Вроде бы тот же самый стол, тот же самый ковер, то же самое объяснение. Но в определенный момент блеклый задник поднимается, и мы видим роскошные пространства Оперы, обычно скрытые от зрительского глаза. А там не склад декораций, как бывает в наших театрах, не пожарное оборудование и не элементарная стенка – там знаменитое Танцевальное фойе, то самое золотое помещение с огромным зеркалом и буйной живописью. С тридцатых годов XIX века здесь «паслись» очень богатые балетоманы, которым был разрешен вход за кулисы, где устанавливались самые разнообразные связи. Один из директоров Оперы как-то возразил требующим повышения зарплаты танцовщицам: «Зачем вам деньги? У вас есть Танцевальное фойе!» Во второй половине ХХ века, когда балет стал бороться за свое достоинство, это место закрыли для посторонних, но оно осталось символом балетной труппы театра как таковой. Вот именно это золоченое роскошество открывается для героев Орели Дюпон и Стефана Буйона, и история слегка меняется. Потому что после домашних объяснений герои уходят в это самое фойе, а затем возвращаются на сцену. Тому блистательному пространству они принадлежат не в меньшей степени, чем друг другу, а может быть, – и в большей. Поэтому после прогулки в Фойе пара расстается – они уходят в разные кулисы, и на сцене в финале завывает по-волчьи ветер.
Понятно, что это Матс Эк уже не о себе с Аной Лагуной. Ему не раз случалось работать в масштабных золоченых театрах (для той же Парижской оперы он ставил и «Квартиру», и «Дом Бернарды Альбы»), но его Театр принадлежит пространствам гораздо более скромным (Шведская опера украшена без этаких роскошеств, а Дом Танца, где обитал Кульберг-балет, и вовсе представляет собой небольшой зал в офисном здании) и менее съедающим людей. Это его взгляд со стороны на великие труппы – и взгляд достаточно печальный: ох, братцы, вы уверены, что ваш театр стоит расставания с единственным родным человеком? И Орели Дюпон, всю жизнь проработавшая в Опере и теперь возглавляющая труппу, очевидно, готова ответить «да»: нежность ее в общении с партнером слегка засушена, а вот в Танцевальное фойе она направляется чуть ли не с торжеством. То же самое и с Буйоном: вот он «проговаривает» весь порядком сентиментальный текст у стола, но видно, что он не слишком его занимает, потому что герой (и танцовщик) знает, что сейчас поднимется заветная штора…
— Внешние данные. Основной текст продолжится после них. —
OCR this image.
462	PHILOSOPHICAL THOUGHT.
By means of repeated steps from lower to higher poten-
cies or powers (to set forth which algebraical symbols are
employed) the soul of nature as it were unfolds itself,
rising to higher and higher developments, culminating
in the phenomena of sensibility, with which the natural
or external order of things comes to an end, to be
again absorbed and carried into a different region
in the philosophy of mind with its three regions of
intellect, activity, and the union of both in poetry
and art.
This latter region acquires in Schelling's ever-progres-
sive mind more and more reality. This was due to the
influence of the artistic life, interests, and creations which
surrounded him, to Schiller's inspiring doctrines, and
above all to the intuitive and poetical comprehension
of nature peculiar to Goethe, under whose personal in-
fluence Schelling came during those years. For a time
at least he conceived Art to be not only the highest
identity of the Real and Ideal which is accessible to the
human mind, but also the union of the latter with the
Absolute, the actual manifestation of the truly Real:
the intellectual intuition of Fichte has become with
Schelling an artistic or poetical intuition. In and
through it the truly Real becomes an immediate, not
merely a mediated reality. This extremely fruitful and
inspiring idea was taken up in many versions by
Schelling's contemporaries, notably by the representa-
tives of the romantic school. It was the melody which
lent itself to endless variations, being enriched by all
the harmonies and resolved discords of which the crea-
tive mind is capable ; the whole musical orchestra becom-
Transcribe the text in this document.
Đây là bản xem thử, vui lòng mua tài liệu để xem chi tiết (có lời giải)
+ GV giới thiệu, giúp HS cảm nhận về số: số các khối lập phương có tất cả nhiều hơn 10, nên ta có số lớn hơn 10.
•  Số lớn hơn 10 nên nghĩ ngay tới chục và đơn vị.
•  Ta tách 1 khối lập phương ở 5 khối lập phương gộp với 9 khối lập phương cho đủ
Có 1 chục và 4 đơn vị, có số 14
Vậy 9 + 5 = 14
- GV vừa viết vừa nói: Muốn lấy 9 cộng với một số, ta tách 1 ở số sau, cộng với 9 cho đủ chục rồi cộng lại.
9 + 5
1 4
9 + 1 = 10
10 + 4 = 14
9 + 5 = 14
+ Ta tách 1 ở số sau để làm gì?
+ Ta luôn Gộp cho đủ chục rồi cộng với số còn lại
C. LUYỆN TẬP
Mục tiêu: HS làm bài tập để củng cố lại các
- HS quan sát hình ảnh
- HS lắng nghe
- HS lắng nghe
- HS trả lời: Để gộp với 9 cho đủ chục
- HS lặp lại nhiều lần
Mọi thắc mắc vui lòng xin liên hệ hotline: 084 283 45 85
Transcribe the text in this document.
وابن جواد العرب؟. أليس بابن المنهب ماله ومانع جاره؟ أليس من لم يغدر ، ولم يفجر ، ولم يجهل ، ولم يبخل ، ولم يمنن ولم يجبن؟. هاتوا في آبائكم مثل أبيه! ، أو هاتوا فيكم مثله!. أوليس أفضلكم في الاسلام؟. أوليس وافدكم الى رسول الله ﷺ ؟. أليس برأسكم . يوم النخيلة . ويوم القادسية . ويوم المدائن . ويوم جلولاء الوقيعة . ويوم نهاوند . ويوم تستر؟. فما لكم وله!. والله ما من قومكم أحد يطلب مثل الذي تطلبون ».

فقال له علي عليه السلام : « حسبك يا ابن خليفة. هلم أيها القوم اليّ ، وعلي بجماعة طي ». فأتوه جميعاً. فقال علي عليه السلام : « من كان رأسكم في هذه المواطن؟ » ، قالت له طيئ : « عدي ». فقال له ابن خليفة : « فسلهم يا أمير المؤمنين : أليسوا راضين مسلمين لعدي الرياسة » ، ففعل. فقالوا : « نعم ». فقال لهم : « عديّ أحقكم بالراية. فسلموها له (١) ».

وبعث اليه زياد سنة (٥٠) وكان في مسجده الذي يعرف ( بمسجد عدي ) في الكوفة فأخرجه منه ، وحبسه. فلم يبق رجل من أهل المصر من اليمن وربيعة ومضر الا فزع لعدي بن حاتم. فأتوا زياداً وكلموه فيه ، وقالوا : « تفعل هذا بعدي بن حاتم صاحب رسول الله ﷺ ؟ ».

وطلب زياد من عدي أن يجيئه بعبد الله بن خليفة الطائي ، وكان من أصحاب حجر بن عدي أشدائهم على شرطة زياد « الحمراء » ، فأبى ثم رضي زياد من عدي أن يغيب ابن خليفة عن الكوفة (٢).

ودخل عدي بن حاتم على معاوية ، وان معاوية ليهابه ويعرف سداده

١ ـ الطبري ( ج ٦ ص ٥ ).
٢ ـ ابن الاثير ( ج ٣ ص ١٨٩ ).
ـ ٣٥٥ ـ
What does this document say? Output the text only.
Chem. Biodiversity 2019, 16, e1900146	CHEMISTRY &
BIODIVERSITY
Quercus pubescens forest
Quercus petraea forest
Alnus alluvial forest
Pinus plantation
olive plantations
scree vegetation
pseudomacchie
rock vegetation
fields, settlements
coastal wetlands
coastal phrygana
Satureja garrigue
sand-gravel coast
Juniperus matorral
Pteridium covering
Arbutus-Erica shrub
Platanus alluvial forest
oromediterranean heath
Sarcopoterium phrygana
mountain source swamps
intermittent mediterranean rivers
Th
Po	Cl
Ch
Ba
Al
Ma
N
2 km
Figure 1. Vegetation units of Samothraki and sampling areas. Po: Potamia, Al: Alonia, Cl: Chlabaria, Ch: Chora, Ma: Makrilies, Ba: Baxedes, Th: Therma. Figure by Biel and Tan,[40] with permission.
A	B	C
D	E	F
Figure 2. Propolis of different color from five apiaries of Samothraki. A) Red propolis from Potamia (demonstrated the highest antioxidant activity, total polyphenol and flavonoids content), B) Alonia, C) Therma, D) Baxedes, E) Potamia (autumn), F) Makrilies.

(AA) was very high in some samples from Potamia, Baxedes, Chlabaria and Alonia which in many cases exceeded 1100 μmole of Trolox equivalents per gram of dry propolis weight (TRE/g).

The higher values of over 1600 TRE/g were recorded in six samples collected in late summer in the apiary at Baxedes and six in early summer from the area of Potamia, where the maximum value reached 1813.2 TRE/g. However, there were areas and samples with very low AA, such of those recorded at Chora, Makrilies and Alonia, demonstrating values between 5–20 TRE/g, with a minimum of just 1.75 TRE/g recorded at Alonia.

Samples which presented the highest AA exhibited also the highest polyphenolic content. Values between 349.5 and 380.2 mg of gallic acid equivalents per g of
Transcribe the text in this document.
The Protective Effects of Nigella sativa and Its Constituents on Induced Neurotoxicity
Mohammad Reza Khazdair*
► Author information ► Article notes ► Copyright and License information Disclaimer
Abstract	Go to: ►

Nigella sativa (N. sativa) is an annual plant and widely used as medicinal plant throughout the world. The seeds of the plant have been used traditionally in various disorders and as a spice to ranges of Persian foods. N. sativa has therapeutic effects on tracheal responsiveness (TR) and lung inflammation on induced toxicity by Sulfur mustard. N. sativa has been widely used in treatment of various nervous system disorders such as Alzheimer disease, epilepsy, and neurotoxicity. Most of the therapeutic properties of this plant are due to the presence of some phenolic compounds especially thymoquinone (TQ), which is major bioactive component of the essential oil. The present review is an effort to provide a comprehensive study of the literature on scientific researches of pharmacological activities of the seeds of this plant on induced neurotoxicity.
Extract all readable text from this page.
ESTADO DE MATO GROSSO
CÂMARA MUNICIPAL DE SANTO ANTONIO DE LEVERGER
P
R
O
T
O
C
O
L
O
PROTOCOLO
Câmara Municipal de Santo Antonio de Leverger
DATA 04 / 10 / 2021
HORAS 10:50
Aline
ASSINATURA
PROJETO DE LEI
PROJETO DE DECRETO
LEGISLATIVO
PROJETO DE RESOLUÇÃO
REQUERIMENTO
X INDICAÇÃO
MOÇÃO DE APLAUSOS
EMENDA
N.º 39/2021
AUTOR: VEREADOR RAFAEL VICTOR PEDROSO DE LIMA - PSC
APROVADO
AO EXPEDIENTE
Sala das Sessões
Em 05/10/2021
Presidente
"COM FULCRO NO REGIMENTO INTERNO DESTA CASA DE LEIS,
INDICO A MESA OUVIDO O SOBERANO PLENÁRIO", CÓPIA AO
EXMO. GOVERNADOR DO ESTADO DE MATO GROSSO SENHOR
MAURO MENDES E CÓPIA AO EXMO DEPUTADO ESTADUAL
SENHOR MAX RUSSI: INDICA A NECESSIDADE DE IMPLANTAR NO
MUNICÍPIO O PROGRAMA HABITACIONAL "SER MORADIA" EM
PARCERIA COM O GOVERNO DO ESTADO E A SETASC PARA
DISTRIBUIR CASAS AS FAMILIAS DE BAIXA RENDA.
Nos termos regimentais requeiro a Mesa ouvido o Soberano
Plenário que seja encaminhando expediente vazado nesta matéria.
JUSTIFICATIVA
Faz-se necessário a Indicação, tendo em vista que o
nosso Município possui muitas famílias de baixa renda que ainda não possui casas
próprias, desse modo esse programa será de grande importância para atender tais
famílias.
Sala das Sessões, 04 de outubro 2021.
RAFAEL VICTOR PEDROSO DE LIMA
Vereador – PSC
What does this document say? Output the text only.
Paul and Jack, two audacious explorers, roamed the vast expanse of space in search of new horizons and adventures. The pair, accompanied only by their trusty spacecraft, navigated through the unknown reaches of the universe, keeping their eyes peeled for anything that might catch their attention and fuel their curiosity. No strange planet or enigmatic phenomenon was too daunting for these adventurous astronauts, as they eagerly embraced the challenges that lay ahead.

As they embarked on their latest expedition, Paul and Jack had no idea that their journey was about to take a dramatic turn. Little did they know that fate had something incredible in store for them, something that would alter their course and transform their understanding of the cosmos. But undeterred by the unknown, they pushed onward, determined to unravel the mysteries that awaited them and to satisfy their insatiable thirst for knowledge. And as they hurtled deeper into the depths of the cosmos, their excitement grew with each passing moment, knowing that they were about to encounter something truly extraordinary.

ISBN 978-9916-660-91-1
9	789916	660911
В финал вечера было поставлено «Болеро». То самое равелевское «Болеро», постановка которого в последние полсотни лет всегда выглядит соревнованием с Морисом Бежаром. За эти полвека никто не придумал ничего лучше для этой музыки, чем красный стол, напряженно кружащий вокруг него кордебалет и солист(ка) в центре. Бежар, поставивший спектакль в 1961 году на танцовщицу (Душку Сифниос) и отдавший затем главную партию мужчине (Хорхе Донну), сотворил шедевр – недаром этот спектакль мечтают станцевать многие великие балерины и танцовщики (из наших соотечественников первой себе это право добыла Майя Плисецкая). Фрукт-яблоко, поэт-Пушкин, Болеро-Бежар – связка казалась неизменной, сколько бы авторов ни пытались отважно поспорить с легендой. Теперь есть еще одна великая версия – ее сделал Матс Эк.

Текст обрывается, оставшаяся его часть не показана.